Various other vendors did get Microsoft to port Windows to their architecture (MIPS, PowerPC, and DEC Alpha, among others), but while they were all faster than Intel, none ever had enough market share to get people to port to them, many had endian-issues (making porting harder), and the most complex applications have lots of platform specific code, ensuring they would never run on anything other than Intel hardware.
At that point it made sense for Apple to move to Intel.

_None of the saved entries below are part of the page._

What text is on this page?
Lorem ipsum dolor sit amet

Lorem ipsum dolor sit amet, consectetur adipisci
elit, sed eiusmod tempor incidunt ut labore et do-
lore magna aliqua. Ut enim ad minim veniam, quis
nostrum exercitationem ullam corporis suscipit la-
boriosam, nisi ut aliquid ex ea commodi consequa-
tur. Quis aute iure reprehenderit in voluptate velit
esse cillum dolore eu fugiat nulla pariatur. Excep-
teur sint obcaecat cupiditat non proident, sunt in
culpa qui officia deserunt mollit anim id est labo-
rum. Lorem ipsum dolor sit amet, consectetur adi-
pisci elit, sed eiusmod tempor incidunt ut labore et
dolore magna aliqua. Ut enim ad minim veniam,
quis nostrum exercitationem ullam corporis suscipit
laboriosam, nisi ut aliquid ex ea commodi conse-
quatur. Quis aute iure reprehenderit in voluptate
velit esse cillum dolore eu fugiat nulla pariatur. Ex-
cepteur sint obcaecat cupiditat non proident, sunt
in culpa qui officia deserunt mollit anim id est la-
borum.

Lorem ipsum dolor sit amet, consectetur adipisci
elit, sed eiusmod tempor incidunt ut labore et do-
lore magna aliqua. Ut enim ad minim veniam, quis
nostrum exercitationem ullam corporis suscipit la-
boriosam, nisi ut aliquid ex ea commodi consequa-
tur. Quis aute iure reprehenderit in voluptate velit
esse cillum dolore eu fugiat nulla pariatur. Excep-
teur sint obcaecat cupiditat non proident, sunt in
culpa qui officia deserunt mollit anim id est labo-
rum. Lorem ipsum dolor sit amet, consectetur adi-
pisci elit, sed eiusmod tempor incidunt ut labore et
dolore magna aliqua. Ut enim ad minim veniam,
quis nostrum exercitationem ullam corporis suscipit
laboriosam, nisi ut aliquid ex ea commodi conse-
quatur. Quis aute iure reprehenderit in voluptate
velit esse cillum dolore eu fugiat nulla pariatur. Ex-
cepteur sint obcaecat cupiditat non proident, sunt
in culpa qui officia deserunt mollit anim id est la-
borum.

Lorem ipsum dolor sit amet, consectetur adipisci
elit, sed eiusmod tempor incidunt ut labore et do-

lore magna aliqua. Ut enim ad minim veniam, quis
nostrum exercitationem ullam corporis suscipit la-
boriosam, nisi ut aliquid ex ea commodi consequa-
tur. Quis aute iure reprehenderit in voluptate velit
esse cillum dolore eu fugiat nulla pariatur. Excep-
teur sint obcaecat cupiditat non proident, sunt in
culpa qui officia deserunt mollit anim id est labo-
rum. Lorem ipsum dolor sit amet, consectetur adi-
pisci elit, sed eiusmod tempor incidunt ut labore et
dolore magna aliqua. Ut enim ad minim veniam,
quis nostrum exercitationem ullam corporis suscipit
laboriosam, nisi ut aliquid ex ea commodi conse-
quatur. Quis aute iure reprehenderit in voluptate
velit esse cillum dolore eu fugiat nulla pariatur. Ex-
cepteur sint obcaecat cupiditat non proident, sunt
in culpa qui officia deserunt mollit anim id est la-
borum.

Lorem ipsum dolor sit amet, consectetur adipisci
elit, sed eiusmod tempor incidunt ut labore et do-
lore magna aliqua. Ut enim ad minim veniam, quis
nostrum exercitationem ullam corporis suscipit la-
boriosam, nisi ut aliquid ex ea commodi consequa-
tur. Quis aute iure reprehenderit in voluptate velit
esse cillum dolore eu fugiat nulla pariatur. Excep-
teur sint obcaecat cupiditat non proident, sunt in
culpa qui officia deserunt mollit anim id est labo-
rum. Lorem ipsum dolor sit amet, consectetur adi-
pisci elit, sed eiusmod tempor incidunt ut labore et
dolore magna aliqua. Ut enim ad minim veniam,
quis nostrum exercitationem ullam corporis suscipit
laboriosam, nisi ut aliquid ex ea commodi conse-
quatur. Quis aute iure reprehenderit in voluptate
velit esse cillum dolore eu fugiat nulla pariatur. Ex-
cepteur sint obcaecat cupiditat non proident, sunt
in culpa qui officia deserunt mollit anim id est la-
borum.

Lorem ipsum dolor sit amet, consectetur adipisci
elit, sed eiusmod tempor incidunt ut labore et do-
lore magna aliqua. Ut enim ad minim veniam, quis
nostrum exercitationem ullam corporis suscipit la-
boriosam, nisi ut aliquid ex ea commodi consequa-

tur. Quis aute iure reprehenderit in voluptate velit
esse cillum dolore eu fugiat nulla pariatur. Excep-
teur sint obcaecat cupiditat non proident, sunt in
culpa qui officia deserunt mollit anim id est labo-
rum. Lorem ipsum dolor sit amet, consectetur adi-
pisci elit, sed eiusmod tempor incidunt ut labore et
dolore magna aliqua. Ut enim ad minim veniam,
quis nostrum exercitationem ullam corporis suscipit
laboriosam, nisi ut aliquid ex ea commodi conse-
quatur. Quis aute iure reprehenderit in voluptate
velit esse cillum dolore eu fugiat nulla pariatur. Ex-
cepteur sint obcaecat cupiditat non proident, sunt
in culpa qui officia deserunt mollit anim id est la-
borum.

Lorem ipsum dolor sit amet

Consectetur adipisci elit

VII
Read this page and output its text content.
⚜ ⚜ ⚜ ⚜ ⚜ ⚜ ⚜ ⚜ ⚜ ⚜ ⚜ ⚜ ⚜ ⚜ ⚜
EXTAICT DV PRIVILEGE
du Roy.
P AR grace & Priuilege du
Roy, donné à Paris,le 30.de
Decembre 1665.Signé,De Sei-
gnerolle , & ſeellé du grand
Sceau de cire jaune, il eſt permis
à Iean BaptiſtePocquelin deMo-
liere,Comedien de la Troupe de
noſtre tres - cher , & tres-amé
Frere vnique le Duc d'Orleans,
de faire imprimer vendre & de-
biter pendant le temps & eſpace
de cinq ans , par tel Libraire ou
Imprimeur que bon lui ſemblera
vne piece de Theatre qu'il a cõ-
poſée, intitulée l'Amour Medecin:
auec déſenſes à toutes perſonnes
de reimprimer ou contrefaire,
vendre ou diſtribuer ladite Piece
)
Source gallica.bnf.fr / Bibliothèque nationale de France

Steve Jobs decided that Apple should never be in that position again (not controlling its own destiny) and began building a world class silicon team. Apple’s volume in the iPhone, iPad, Apple Watch, Apple TV, HomePod,
etc. is large enough support this team.
The reason this makes sense for Apple and does not make sense for anyone else, is that Apple controls all parts of its own platform, and can make both make it easy for people to port, while making it impossible for them not to port if they want to remain on the platform (“burn the boats”). For anyone on the platform, who is on Apple’s tool chain, porting is trivial. Where there may be a small set of developers who leave, that really means that they had left before and did not bother telling anyone (in other words, they were not doing any work to support the product, just collecting checks).
No one else has had the same incentive structure to do this for desktop/laptop systems. Nor has anyone else had control over all parts of their stack.
An ARM chip marker, would have to build a chip, get a system maker to build a system around it, get them to write drivers and work with Microsoft to ensure there is a port. Unless they achieve great volume, no one will port to their architecture, and if no one ports to their platform, they invested a lot of money for no reason. Why target that market which is shrinking in importance
vs. the mobile or embedded markets?
As for ”native compatibility” your statement is clearly wrong. Apple’s biggest markets all use ARM, so the number of systems that use ARM
vs. the number that run iOS/iPadOS/tvOS/watchOS.
At this point, people can rant, leave the platform or wait and see. Unless one has an urgent reason, waiting and l cannot see any good reason for anyone who does not need to buy a machine today to buy one now or switch, when they can wait to the fall and see what happens.